- Palmdale
- Interactive map of Palmdale
- Coordinates: 34°42′20″S 118°08′10″E﻿ / ﻿34.70569°S 118.13611°E
- Country: Australia
- State: Western Australia
- LGA: City of Albany;
- Location: 375 km (233 mi) SE of Perth; 33 km (21 mi) NE of Albany;

Government
- • State electorate: Albany;
- • Federal division: O'Connor;

Area
- • Total: 158.2 km^{2} (61.1 sq mi)

Population
- • Total: 18 (SAL 2021)
- Postcode: 6328
Localities around Palmdale
| Takalarup | Takalarup | South Stirling |
| Napier | Palmdale | Manypeaks |
| Napier | Kalgan | Manypeaks |

= Palmdale, Western Australia =

Locality in the City of Albany, Western Australia

Palmdale is a rural locality of the City of Albany in the Great Southern region of Western Australia.

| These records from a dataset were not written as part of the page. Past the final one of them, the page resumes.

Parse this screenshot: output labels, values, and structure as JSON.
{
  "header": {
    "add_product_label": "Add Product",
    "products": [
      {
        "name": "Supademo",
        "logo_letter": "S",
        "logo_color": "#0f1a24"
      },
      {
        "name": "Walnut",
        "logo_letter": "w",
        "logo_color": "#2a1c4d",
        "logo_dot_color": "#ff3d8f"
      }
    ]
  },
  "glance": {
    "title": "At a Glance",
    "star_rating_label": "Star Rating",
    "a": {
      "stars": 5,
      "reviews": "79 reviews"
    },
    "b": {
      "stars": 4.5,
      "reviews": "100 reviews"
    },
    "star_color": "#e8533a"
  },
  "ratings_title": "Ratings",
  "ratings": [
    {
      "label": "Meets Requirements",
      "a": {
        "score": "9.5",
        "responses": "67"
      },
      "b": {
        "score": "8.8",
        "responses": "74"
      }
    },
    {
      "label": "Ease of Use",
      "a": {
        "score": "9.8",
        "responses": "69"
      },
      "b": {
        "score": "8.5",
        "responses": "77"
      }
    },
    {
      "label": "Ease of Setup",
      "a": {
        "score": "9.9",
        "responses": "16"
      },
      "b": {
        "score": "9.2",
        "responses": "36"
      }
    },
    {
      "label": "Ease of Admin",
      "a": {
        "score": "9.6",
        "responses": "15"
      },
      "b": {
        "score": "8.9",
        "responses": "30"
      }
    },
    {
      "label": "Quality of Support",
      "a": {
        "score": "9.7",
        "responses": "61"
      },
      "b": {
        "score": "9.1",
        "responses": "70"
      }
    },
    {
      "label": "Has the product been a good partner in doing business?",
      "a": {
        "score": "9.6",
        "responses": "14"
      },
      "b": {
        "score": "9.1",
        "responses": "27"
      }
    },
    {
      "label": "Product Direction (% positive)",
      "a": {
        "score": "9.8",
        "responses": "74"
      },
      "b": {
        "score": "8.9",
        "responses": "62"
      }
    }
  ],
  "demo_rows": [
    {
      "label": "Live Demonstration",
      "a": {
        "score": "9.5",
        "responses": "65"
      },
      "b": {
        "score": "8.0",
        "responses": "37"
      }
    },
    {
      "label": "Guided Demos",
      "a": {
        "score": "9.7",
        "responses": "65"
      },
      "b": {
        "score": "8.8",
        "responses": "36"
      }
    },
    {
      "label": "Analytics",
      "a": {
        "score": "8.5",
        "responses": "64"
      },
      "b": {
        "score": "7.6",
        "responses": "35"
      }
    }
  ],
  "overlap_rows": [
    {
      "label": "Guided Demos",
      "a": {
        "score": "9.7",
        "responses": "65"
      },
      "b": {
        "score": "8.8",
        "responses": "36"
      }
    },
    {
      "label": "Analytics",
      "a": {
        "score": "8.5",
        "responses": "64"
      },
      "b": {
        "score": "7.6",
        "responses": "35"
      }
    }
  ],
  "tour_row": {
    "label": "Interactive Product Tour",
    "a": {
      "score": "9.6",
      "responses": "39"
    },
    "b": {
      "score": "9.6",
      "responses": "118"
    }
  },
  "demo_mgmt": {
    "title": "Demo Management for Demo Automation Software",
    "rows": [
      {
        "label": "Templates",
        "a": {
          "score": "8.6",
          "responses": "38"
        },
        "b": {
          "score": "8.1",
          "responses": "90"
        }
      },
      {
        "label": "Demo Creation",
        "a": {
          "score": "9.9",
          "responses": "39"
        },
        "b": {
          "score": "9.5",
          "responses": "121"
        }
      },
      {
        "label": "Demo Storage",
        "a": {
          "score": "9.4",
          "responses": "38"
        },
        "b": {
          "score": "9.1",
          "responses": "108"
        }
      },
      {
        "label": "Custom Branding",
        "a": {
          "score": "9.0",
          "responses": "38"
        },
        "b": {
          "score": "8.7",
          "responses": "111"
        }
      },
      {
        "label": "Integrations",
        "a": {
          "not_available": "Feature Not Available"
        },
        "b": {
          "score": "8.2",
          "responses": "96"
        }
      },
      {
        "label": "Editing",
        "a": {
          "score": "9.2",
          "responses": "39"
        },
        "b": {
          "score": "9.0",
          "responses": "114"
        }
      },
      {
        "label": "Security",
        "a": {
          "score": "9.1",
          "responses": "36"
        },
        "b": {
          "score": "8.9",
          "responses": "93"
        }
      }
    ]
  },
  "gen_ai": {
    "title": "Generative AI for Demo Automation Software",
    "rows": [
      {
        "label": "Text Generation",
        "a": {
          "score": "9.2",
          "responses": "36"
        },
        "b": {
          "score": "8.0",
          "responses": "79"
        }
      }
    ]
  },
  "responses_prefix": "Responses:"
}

The Kalgan River forms the western boundary of the locality, with the Granite Hill Nature Reserve stretching along the river in the north of Palmdale.

Palmdale is on the traditional land of the Minang people of the Noongar nation.

==Nature reserves==
The Granite Hill Nature Reserve was gazetted on 3 June 1988, has a size of 1.27 km2, and is located within the Jarrah Forest bioregion. Only the parts east of the Kalgan River are located within Palmdale, the remainder being in Napier. Additionally the unnamed Nature Reserve WA23850 is fully located within Palmdale. It was gazetted on 11 December 1953, has a size of 3.63 km2, and is also located within the Jarrah Forest bioregion.